There is a slight boost in Balanced Accuracy, ROC AUC and AP are almost the same. Let's now put all results side-by-side.

In [None]:
df_comp=pd.DataFrame(pd.concat([lr_default_res,
            lr_cost_sense_res,
            smote_res,
            ros_res,
            rus_res,
            smote_rus_res,
            default_xgb_res,
            wighted_xgb_res], axis=1))
df_comp.columns=['LR', 'Weighted LR', 'SMOTE LR', 'ROS LR', 'RUS LR', 'SMOTE-RUS LR', 'XGBoost', 'Weighted XGBoost']
df_comp.index=['Fit Time', 'Score Time', 'ROC AUC', 'Average Precision', 'Balanced Accuracy']
df_comp

# Final Model

This is the last section of the project. Here I'll finalize the model, train it on a full dataset and save it for future usage.
\
(NOTE: Hyperparameters were chosen by hand. Hyperparameter optimisation couyld be done, but it'd take A LOT (approx. 15 hours) of time, hence I had to find somewhat optimal parameters by hand.)

In [33]:
params={'max_depth':10,
        'learning_rate':0.2,
        'subsample':0.7,
        'colsample_bytree':0.6,
        'n_estimators':500,
        'scale_pos_weight':1/IR}

xgb_clf=XGBClassifier()
xgb_clf.set_params(**params)
xgb_clf.fit(X_transformed, y_train)

In [34]:
def eval_model(model, X, y):
    data_pipe_loaded=joblib.load('../models/data_pipe.joblib')
    X_trans=data_pipe_loaded.transform(X)
    roc_auc=roc_auc_score(y, model.predict(X_trans))
    average_precision=average_precision_score(y, model.predict(X_trans))
    balanced_accuracy=balanced_accuracy_score(y, model.predict(X_trans))
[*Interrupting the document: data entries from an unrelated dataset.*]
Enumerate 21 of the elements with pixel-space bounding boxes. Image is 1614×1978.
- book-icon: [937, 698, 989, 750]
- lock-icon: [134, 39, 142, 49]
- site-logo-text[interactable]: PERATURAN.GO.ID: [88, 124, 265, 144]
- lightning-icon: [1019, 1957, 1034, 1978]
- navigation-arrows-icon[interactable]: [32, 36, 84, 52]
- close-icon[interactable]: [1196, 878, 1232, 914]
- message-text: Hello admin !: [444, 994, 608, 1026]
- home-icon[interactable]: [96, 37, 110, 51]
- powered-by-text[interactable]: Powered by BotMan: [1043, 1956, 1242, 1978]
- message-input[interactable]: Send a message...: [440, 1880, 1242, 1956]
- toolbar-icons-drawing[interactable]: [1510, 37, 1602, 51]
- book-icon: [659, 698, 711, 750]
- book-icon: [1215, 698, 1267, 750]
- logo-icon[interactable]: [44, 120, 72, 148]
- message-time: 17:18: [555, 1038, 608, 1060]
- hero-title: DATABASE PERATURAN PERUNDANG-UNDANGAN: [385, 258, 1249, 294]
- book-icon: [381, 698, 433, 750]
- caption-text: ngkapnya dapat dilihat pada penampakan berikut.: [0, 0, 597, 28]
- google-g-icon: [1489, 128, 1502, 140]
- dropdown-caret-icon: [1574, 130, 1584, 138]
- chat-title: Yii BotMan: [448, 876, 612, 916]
    return {'ROC AUC': roc_auc,
            'Average Precision': average_precision, 
            'Balanced Accuracy': balanced_accuracy}

final_res=eval_model(xgb_clf, X_test, y_test)
final_res

{'ROC AUC': 0.906454824055268,
 'Average Precision': 0.7601437069531122,
 'Balanced Accuracy': 0.9064548240552679}

Now I'll create and save a final model that will be trained on an entire dataset. 

In [35]:
xgb_clf_final=XGBClassifier()
xgb_clf_final.set_params(**params)

In [36]:
data_pipe_loaded=joblib.load('../models/data_pipe.joblib')
X_final=data_pipe_loaded.transform(X)

X_final.shape, y.shape

((284807, 347), (284807,))

In [37]:
xgb_clf_final.fit(X_final, y)

In [43]:
joblib.dump(xgb_clf_final, '../models/xgb_final_model.sav')

['../models/xgb_final_model.sav']

That's all! In this project we've seen several ways to deal with imbalanced data. Hope you've learned something new and found the project helpful!